Associated with that question of capital diversion is the issue of the size of the business. Hitherto, concentration has been on the ‘very wealthiest’. The late-Victorian equivalent of the SME or mittelstand has been somewhat neglected, but the majority of the hosiery and boot and shoe manufacturers in the East Midlands pertained to that category, affluent, but not the ‘very wealthiest’. The NPR material reveals that these manufacturers retained as their denomination their industrial occupation at death/probate rather than the status of gentlemen. It equally demonstrates that they did not aspire to country estates and pursuits, but congregated in the new (highly selective and salubrious) suburban developments, particularly Knighton.(8) Whilst cadet siblings accepted the style of ‘gentleman’ and existed on more slender means in the urban location, the eldest continued the enterprise and retained the style of industrialist/manufacturer.

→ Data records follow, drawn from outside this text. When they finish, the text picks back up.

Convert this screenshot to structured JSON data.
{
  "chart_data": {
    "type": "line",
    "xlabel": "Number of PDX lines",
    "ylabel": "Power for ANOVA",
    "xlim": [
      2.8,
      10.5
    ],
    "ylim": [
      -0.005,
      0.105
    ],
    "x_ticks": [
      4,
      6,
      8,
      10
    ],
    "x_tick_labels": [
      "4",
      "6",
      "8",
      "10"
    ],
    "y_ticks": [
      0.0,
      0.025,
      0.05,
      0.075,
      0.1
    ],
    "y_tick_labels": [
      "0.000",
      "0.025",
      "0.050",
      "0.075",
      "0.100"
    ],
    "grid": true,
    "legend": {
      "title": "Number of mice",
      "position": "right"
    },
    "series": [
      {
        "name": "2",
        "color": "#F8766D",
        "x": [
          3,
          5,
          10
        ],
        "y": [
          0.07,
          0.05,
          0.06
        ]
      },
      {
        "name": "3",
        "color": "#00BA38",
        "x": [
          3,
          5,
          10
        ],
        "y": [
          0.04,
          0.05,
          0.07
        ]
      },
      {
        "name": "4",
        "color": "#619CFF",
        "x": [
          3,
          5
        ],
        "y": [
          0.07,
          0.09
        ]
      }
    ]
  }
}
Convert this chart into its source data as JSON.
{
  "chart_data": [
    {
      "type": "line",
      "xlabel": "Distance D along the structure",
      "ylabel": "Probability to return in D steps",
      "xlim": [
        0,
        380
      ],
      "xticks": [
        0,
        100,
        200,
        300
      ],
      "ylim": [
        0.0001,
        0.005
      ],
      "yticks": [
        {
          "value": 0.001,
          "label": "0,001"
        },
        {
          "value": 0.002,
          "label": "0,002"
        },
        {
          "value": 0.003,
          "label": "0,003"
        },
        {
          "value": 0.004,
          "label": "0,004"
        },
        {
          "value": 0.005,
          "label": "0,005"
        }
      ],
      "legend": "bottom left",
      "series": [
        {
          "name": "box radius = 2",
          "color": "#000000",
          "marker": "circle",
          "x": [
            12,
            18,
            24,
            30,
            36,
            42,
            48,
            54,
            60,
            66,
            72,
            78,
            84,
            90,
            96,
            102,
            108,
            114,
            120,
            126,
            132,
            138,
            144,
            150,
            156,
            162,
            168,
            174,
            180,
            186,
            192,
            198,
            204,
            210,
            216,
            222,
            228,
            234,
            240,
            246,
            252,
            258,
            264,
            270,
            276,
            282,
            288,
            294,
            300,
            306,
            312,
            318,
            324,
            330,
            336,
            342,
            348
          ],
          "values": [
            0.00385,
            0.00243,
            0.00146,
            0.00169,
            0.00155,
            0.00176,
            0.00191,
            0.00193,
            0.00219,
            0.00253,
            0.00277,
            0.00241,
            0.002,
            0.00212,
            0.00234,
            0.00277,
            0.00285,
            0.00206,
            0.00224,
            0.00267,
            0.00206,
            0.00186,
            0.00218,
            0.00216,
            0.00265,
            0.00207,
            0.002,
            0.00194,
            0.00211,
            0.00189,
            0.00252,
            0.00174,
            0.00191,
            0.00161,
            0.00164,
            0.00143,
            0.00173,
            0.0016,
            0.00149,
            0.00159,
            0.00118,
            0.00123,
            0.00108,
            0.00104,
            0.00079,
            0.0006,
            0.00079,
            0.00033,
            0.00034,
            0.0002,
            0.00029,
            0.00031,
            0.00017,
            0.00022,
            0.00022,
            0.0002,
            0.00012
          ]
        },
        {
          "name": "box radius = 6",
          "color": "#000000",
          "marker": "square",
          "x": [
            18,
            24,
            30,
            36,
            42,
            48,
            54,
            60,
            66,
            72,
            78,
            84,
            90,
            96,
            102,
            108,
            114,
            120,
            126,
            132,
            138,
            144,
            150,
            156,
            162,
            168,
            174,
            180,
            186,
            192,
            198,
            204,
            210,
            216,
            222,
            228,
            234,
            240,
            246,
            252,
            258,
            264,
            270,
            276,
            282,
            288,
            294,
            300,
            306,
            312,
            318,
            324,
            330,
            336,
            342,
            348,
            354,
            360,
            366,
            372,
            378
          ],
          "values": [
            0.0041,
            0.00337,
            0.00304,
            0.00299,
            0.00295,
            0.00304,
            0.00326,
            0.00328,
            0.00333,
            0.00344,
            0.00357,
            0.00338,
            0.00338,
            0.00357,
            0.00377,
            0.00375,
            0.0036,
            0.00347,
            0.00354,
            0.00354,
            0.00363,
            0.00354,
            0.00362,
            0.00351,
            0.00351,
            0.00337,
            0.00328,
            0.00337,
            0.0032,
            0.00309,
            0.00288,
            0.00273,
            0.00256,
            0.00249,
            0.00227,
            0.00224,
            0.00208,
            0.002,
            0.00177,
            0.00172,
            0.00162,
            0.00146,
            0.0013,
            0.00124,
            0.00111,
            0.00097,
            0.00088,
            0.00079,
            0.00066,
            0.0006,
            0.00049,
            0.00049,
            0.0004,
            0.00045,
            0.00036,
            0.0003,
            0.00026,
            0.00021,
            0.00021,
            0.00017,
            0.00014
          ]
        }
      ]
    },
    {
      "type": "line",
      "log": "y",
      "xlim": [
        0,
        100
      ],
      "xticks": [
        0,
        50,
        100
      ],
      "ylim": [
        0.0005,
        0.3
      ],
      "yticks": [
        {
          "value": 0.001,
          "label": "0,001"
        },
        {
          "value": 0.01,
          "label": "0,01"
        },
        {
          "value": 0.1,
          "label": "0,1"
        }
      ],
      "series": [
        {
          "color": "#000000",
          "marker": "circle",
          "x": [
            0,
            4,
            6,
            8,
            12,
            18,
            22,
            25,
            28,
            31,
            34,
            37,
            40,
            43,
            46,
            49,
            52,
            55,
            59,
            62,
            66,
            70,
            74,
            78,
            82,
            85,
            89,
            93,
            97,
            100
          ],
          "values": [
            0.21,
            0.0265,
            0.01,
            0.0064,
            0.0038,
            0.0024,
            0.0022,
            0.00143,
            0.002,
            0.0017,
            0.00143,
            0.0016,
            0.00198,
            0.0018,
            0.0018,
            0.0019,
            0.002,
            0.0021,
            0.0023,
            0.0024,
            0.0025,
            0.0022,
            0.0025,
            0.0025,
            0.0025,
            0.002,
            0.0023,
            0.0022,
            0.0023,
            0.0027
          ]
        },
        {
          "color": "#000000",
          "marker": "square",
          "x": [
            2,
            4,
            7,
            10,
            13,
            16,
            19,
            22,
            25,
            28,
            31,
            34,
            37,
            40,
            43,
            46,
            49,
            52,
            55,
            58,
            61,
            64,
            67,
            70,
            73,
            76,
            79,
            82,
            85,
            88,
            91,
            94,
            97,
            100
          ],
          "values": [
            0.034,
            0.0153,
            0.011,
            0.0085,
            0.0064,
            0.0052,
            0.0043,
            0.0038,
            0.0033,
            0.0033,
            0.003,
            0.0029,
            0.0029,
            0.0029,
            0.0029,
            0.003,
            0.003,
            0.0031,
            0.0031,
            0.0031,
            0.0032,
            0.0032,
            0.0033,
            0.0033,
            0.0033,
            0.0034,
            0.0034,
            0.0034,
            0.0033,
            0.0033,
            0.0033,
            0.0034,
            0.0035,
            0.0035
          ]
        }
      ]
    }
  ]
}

Origins of some gentlemen: lower middle class
One other benefit of the NPR is that, very occasionally, it reveals the background of those who did aspire to the title of ‘gentleman’ from a different background. These instances are monopolized by lower-middle-class traders relinquishing their occupation for the status of ‘gentleman’, on slender means. In 1869, John Smith possessed estate valued at below £200, described as a gentleman of 7, Northgate Street, Leicester, but he had a former existence as a grocer in Wellington Street.(9)
The connection between capitalism and gentlemen is thus complicated. The questions advanced here are speculative, but the final database will provide the basis of a more granular dissection of the character of ‘gentleman’ in the provincial, urban, capitalist context. One category consisted of ‘poor’ urban gentlemen with slender resources, some from lower-middle-class local backgrounds, upwardly-mobile in pretended status, if not means.
1 M. J. Wiener, English Culture and the Decline of Industrial Spirit, 1850-1980 (new edn, Cambridge, 2004; first edn 1981); W. D. Rubinstein, Men or Property: The Very Wealthy in Britain Since the Industrial Revolution (London, 2006 edn; first edn 1981); P. J. Cain and A. G. Hopkins, British Imperialism (London, 1993); F. M. L. Thompson, Gentrification and Enterprise Culture: Britain, 1780-1980 (Oxford, 2001).
2 E. M. Forster, Howards End (London, 1910).
3 Jack London, The People of the Abyss (London, 1903), p. 315.
4 T. Piketty, Capital in the Twenty-first Century (Cambridge, MA, 2014), p. 117.
5 Robert Tressell, The Ragged Trousered Philanthropists (published posthumously); M. J. Daunton, Just Taxes: The Politics of Taxation in Britain. 1914-1979 (Cambridge, 2008).
6 For the differentiation in 1881 and in general for the NPR, Rubinstein, Men of Wealth, pp. 18-24
7 Piketty, Capital, p. 131.
8 R. M. Pritchard, Housing and the Spatial Structure of the City: Residential Mobility and the Housing Market in an English City Since the Industrial Revolution (Cambridge, 1976), p. 136 (although not acquiring City status until 1919). Knighton was incorporated into the borough of Leicester by boundary extension considerably after its initial suburban development.
9 National Probate Register, 1869 Sabben-Squires, p. 248.